8週間後の検査の結果、クルクミンを与えたグループでは、プラセボグループと比較して、IDS-SR30のスコアに有意な改善が見られました。うつと関連のあるバイオマーカー値も、クルクミンのグループでは低下していました。(Lopresti
AL, et al., Curcumin and major depression: a randomised, double-blind,
placebo-controlled trial investigating the potential of peripheral biomarkers to
predict treatment response and antidepressant mechanisms of change. Eur
Neuropsychopharmacol. 2015
Jan;25(1):38-50.)
上記と同じ論文執筆者のグループがそれより前に行った試験では、上記と同じ用量のクルクミン・エキスのサプリメント摂取により、4週間後と8週間後の両方の時点で、IDS-SR30の総スコアならびに気分を示す特定のスコアに有意な改善が見られました。
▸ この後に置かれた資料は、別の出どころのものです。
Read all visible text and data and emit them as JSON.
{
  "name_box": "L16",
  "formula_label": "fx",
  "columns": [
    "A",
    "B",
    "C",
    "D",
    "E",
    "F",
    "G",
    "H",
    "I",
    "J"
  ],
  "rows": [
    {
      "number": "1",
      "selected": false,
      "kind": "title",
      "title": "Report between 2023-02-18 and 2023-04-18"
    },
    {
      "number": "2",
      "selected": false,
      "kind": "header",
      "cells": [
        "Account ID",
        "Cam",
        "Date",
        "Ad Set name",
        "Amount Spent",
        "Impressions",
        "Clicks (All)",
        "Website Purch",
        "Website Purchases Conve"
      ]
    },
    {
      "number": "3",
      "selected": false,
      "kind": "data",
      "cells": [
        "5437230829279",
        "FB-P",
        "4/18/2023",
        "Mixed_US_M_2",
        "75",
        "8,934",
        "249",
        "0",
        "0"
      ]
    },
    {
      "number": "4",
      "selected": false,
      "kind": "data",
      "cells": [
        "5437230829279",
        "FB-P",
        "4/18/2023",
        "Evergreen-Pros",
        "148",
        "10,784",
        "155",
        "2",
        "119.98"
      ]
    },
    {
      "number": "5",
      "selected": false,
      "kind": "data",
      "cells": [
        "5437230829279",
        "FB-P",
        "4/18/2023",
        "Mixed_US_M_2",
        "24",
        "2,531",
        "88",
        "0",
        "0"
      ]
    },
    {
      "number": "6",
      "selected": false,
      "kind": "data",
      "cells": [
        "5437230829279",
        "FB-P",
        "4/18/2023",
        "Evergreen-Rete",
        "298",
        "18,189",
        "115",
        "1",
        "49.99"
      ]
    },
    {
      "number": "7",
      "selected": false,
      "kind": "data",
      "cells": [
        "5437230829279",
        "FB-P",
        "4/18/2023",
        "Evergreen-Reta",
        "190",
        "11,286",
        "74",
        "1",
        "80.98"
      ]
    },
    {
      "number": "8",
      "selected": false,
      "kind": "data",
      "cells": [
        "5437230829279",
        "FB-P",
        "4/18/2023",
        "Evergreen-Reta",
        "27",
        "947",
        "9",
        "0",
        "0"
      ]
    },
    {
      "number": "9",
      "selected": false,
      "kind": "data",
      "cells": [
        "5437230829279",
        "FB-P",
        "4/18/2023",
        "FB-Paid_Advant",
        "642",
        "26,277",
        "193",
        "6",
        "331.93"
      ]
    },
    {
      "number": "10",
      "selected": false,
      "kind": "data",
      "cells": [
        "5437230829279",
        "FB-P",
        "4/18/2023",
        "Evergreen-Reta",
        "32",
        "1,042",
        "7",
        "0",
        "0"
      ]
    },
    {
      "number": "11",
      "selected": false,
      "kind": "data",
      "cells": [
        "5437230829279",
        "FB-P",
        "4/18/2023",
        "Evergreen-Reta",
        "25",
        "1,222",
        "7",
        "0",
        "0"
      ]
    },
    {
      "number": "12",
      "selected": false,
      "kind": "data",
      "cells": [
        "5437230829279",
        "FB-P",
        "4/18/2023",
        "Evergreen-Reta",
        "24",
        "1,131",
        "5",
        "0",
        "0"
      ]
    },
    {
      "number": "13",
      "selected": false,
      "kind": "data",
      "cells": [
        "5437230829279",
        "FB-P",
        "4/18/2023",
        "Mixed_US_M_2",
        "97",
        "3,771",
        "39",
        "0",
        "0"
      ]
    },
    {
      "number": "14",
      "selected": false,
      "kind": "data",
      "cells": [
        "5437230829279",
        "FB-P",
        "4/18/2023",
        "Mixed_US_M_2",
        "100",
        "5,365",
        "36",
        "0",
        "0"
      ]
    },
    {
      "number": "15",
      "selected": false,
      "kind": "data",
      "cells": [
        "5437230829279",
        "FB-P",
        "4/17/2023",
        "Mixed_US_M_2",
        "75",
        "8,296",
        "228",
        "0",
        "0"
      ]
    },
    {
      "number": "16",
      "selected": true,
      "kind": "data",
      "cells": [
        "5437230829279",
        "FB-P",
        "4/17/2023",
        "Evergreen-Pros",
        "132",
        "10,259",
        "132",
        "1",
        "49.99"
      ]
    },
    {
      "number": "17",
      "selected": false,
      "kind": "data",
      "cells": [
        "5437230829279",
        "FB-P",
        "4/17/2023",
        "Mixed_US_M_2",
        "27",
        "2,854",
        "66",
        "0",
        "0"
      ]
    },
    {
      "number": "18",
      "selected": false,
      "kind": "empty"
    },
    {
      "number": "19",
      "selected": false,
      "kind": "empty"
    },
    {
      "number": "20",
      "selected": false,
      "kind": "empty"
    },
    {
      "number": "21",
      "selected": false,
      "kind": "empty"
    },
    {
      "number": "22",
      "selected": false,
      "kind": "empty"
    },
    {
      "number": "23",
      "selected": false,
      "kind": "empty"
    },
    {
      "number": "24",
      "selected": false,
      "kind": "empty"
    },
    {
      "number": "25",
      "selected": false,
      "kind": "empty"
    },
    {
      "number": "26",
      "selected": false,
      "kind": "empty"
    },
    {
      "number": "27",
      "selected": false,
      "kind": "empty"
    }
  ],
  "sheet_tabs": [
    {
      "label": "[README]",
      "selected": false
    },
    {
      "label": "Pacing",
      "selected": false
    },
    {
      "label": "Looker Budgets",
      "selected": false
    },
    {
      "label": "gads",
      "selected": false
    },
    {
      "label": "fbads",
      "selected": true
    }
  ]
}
(Lopresti
AL, et al., Curcumin for the treatment of major depression: a randomised,
double-blind, placebo controlled study. J Affect Disord.
2014;167:368-75.)
ガンの予防と治療に対するクルクミンの効果を示した研究はいくつかあり、2月に公表されたレビュー研究では、クルクミンを、様々な腫瘍の発生・進行・転移を抑制するポリフェノール性抗炎症物質として評しています。その執筆者の説明によると、こうした抗ガン作用は、ガン促進分子の負の調節を介してもたらされるということです。
また、これはガン細胞の増殖を食い止め、アポトーシス(プログラムされた細胞死)を誘発し、血管形成(腫瘍に栄養を送るための新しい血管の増殖)を抑制します。(Shanmugam
MK, et al., The multifaceted role of curcumin in cancer prevention and
treatment. Molecules. 2015 Feb 5;20(2):2728-69.)
【コンクリュージョン】
約500
mgのクルクミン(ターメリックの標準エキス)を1日2回と良いでしょう。また、いろいろなカレー料理を味わうのも好きで、これはカレーに含まれるターメリックを摂るためでもあります。
クルクミンは吸収がとても良いわけではないので、1回に多く摂る必要がありますが、かなり高用量で摂取してもきわめて安全です(ある研究では1日当たり6,000 mgという量を用いて、乳ガン患者の放射線皮膚障害の治療に成功しています)。
一部のガン専門医による主張に反し、(クルクミンなどを含む)抗酸化物質は、化学療法の効果を妨げるものではなく、実際にはその効果を高め、副作用の予防に役立ちます。